To provide effective care, physicians must acknowledge and accept the validity of patients' symptoms. Whatever the underlying cause, these patients are suffering and strongly desire a return to their previous state of health. However, patients need to reframe expectations. They need to accept and accommodate their disability, focusing on what they can still do instead of lamenting what they cannot do.

Cognitive-behavioral therapy and a graded exercise program are the only interventions proven helpful. Depression should be treated with antidepressants and/or psychiatric referral. Sleep disturbances should be aggressively managed with relaxation techniques and improved sleep hygiene (see Table: Sleep Hygiene).

If these measures are ineffective, hypnotic drugs and/or referral to a sleep specialist may be necessary. Patients with pain (usually due to a component of fibromyalgia) can be treated using a number of drugs such as pregabalin, duloxetine, amitriptyline, or gabapentin. Physical therapy is also often helpful.

Unproven or disproven treatments, such as antivirals, immunosuppressants, elimination diets, and amalgam extractions, should be avoided.

Key Points

  • Chronic fatigue syndrome (CFS) is life-altering fatigue lasting > 6 mo that typically affects previously healthy and active people; it is not malingering.

  • Etiology is unclear but probably involves multiple factors, including genetic susceptibility, microbial exposure, and environmental and psychologic factors.
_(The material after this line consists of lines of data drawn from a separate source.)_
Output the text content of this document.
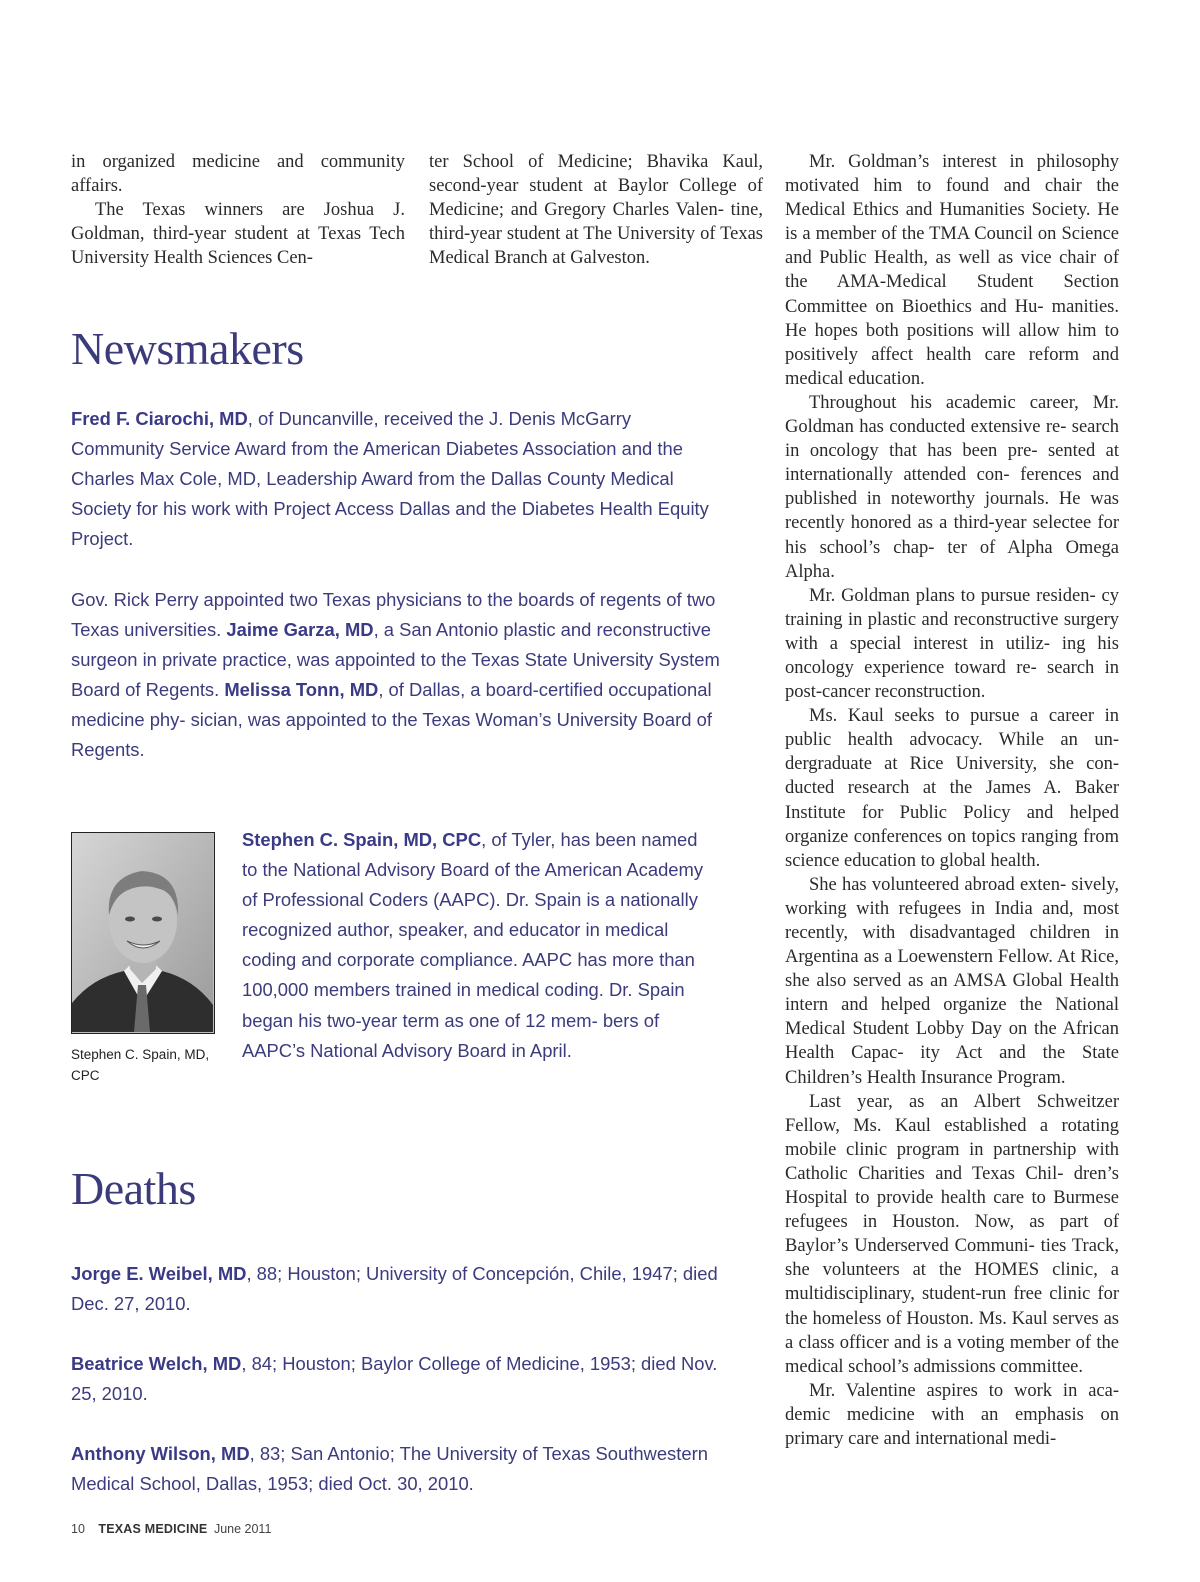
in organized medicine and community affairs.

The Texas winners are Joshua J. Goldman, third-year student at Texas Tech University Health Sciences Cen-

ter School of Medicine; Bhavika Kaul, second-year student at Baylor College of Medicine; and Gregory Charles Valen- tine, third-year student at The University of Texas Medical Branch at Galveston.

Mr. Goldman’s interest in philosophy motivated him to found and chair the Medical Ethics and Humanities Society. He is a member of the TMA Council on Science and Public Health, as well as vice chair of the AMA-Medical Student Section Committee on Bioethics and Hu- manities. He hopes both positions will allow him to positively affect health care reform and medical education.

Throughout his academic career, Mr. Goldman has conducted extensive re- search in oncology that has been pre- sented at internationally attended con- ferences and published in noteworthy journals. He was recently honored as a third-year selectee for his school’s chap- ter of Alpha Omega Alpha.

Mr. Goldman plans to pursue residen- cy training in plastic and reconstructive surgery with a special interest in utiliz- ing his oncology experience toward re- search in post-cancer reconstruction.

Ms. Kaul seeks to pursue a career in public health advocacy. While an un- dergraduate at Rice University, she con- ducted research at the James A. Baker Institute for Public Policy and helped organize conferences on topics ranging from science education to global health.

She has volunteered abroad exten- sively, working with refugees in India and, most recently, with disadvantaged children in Argentina as a Loewenstern Fellow. At Rice, she also served as an AMSA Global Health intern and helped organize the National Medical Student Lobby Day on the African Health Capac- ity Act and the State Children’s Health Insurance Program.

Last year, as an Albert Schweitzer Fellow, Ms. Kaul established a rotating mobile clinic program in partnership with Catholic Charities and Texas Chil- dren’s Hospital to provide health care to Burmese refugees in Houston. Now, as part of Baylor’s Underserved Communi- ties Track, she volunteers at the HOMES clinic, a multidisciplinary, student-run free clinic for the homeless of Houston. Ms. Kaul serves as a class officer and is a voting member of the medical school’s admissions committee.

Mr. Valentine aspires to work in aca- demic medicine with an emphasis on primary care and international medi-

Newsmakers

Fred F. Ciarochi, MD, of Duncanville, received the J. Denis McGarry Community Service Award from the American Diabetes Association and the Charles Max Cole, MD, Leadership Award from the Dallas County Medical Society for his work with Project Access Dallas and the Diabetes Health Equity Project.

Gov. Rick Perry appointed two Texas physicians to the boards of regents of two Texas universities. Jaime Garza, MD, a San Antonio plastic and reconstructive surgeon in private practice, was appointed to the Texas State University System Board of Regents. Melissa Tonn, MD, of Dallas, a board-certified occupational medicine phy- sician, was appointed to the Texas Woman’s University Board of Regents.

Stephen C. Spain, MD, CPC

Stephen C. Spain, MD, CPC, of Tyler, has been named to the National Advisory Board of the American Academy of Professional Coders (AAPC). Dr. Spain is a nationally recognized author, speaker, and educator in medical coding and corporate compliance. AAPC has more than 100,000 members trained in medical coding. Dr. Spain began his two-year term as one of 12 mem- bers of AAPC’s National Advisory Board in April.

Deaths

Jorge E. Weibel, MD, 88; Houston; University of Concepción, Chile, 1947; died Dec. 27, 2010.

Beatrice Welch, MD, 84; Houston; Baylor College of Medicine, 1953; died Nov. 25, 2010.

Anthony Wilson, MD, 83; San Antonio; The University of Texas Southwestern Medical School, Dallas, 1953; died Oct. 30, 2010.

10 TEXAS MEDICINE June 2011
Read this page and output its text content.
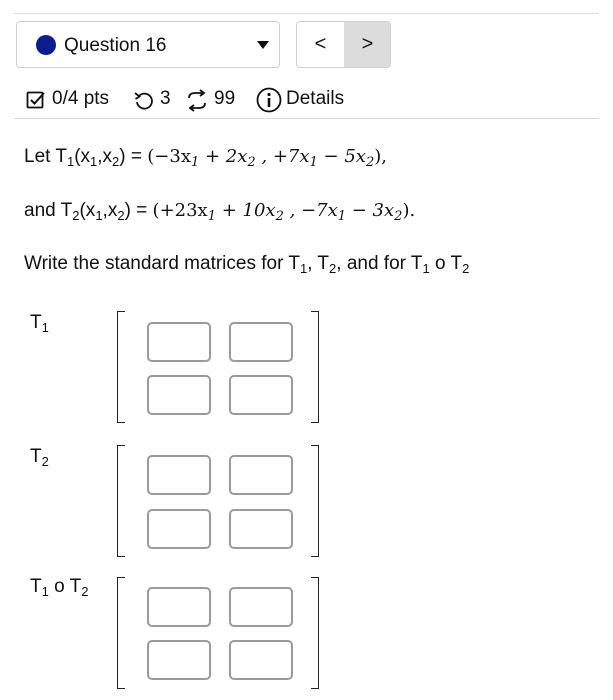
Question 16	<	>
0/4 pts	3 99	Details
Let $T_1(x_1,x_2) = (-3x_1 + 2x_2$ , $+7x_1 - 5x_2$),
and $T_2(x_1,x_2) = (+23x_1 + 10x_2$ , $-7x_1 - 3x_2$).
Write the standard matrices for $T_1$, $T_2$, and for $T_1$ o $T_2$
$T_1$
$T_2$
$T_1$ o $T_2$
  • Diagnose CFS based on characteristic symptoms in patients with a normal examination and normal basic laboratory test results; Institute of Medicine (now the Health and Medicine Division of The National Academies of Science, Engineering, and Medicine) criteria may be helpful but are not strictly applied to individual patients.

  • Validate patients' symptoms, encourage them to accept and accommodate to their disabilities, and treat using cognitive-behavioral therapy and graded exercise.

  • Use drugs as needed to treat specific symptoms (eg, pain, depression, insomnia).